As is also known in the art, during the design of a MMIC, computer simulations are made to iteratively evaluate the design. One simulation software is called “Advanced Design System (ADS)” from Agilent Technologies. As is known, the software includes a library of active and passive electrical elements including transmission lines (i.e., electrical components). In such library, a typical CPW transmission line component is modeled as a two-port (i.e., input port and output port) device and the local ground planes are referenced to the RF signal ground potential; however, with such model there is no simulation of the effect of the parallel plate referred to above.
A conventional port setup for analyzing CPW circuits consist of a single port on the center conductor and an implicitly defined pair of topside current return ports. By definition the sum of the return currents is equal in magnitude and opposite in the direction of flow to the current in the center conductor. This arrangement is sometimes referred to as a push-pull port configuration. This zero-sum solution neglects any additional currents that are associated with the backside ground plane.

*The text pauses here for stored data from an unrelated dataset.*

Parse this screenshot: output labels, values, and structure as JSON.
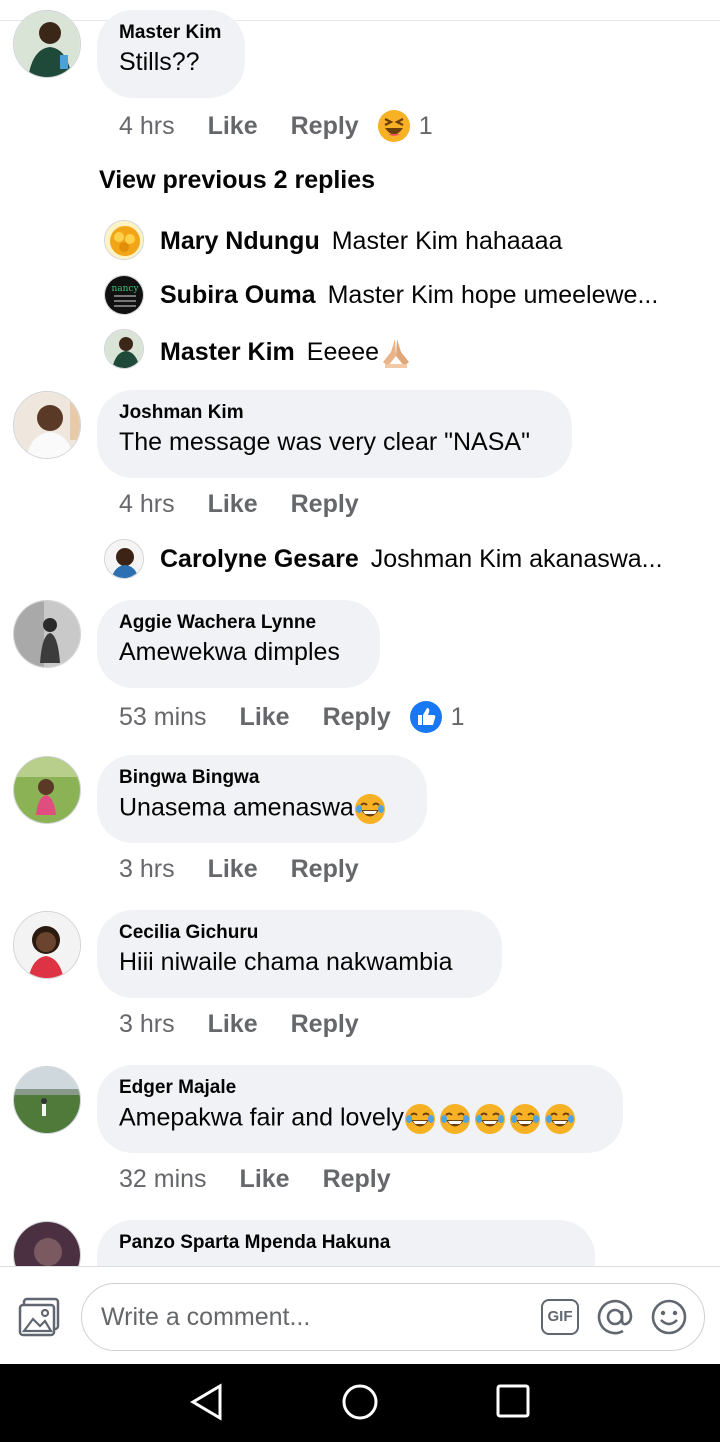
{
  "comments": [
    {
      "author": "Master Kim",
      "text": "Stills??",
      "time": "4 hrs",
      "like_label": "Like",
      "reply_label": "Reply",
      "reaction": {
        "icon": "laughing-emoji-icon",
        "count": "1"
      },
      "view_previous": "View previous 2 replies",
      "replies": [
        {
          "author": "Mary Ndungu",
          "text": "Master Kim hahaaaa"
        },
        {
          "author": "Subira Ouma",
          "text": "Master Kim hope umeelewe..."
        },
        {
          "author": "Master Kim",
          "text": "Eeeee",
          "emoji": "folded-hands-emoji-icon"
        }
      ]
    },
    {
      "author": "Joshman Kim",
      "text": "The message was very clear \"NASA\"",
      "time": "4 hrs",
      "like_label": "Like",
      "reply_label": "Reply",
      "replies": [
        {
          "author": "Carolyne Gesare",
          "text": "Joshman Kim akanaswa..."
        }
      ]
    },
    {
      "author": "Aggie Wachera Lynne",
      "text": "Amewekwa dimples",
      "time": "53 mins",
      "like_label": "Like",
      "reply_label": "Reply",
      "reaction": {
        "icon": "like-thumb-icon",
        "count": "1"
      }
    },
    {
      "author": "Bingwa Bingwa",
      "text": "Unasema amenaswa",
      "emoji": "tears-of-joy-emoji-icon",
      "time": "3 hrs",
      "like_label": "Like",
      "reply_label": "Reply"
    },
    {
      "author": "Cecilia Gichuru",
      "text": "Hiii niwaile chama nakwambia",
      "time": "3 hrs",
      "like_label": "Like",
      "reply_label": "Reply"
    },
    {
      "author": "Edger Majale",
      "text": "Amepakwa fair and lovely",
      "emoji": "tears-of-joy-emoji-icon",
      "time": "32 mins",
      "like_label": "Like",
      "reply_label": "Reply"
    },
    {
      "author": "Panzo Sparta Mpenda Hakuna"
    }
  ],
  "composer": {
    "placeholder": "Write a comment...",
    "gif_label": "GIF"
  },
  "colors": {
    "bubble_bg": "#f0f2f5",
    "meta_text": "#65676b",
    "like_blue": "#1877f2",
    "emoji_yellow": "#f7b125"
  }
}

Another common CPW approach consists of connecting the local topside CPW ground conductors to a perfectly conducting box serving as ground reference and surrounding the circuit model. This approach imposes a particular boundary condition on the fields and resulting currents, i.e. the conducing box, which in general is different than the actual environment of the circuit. In the latter case the solution of the analysis is specific to the particular configuration and generally not suitable for design purposes. Thus neither approach is capable of representing the currents of conductor backed CPW circuits accurately.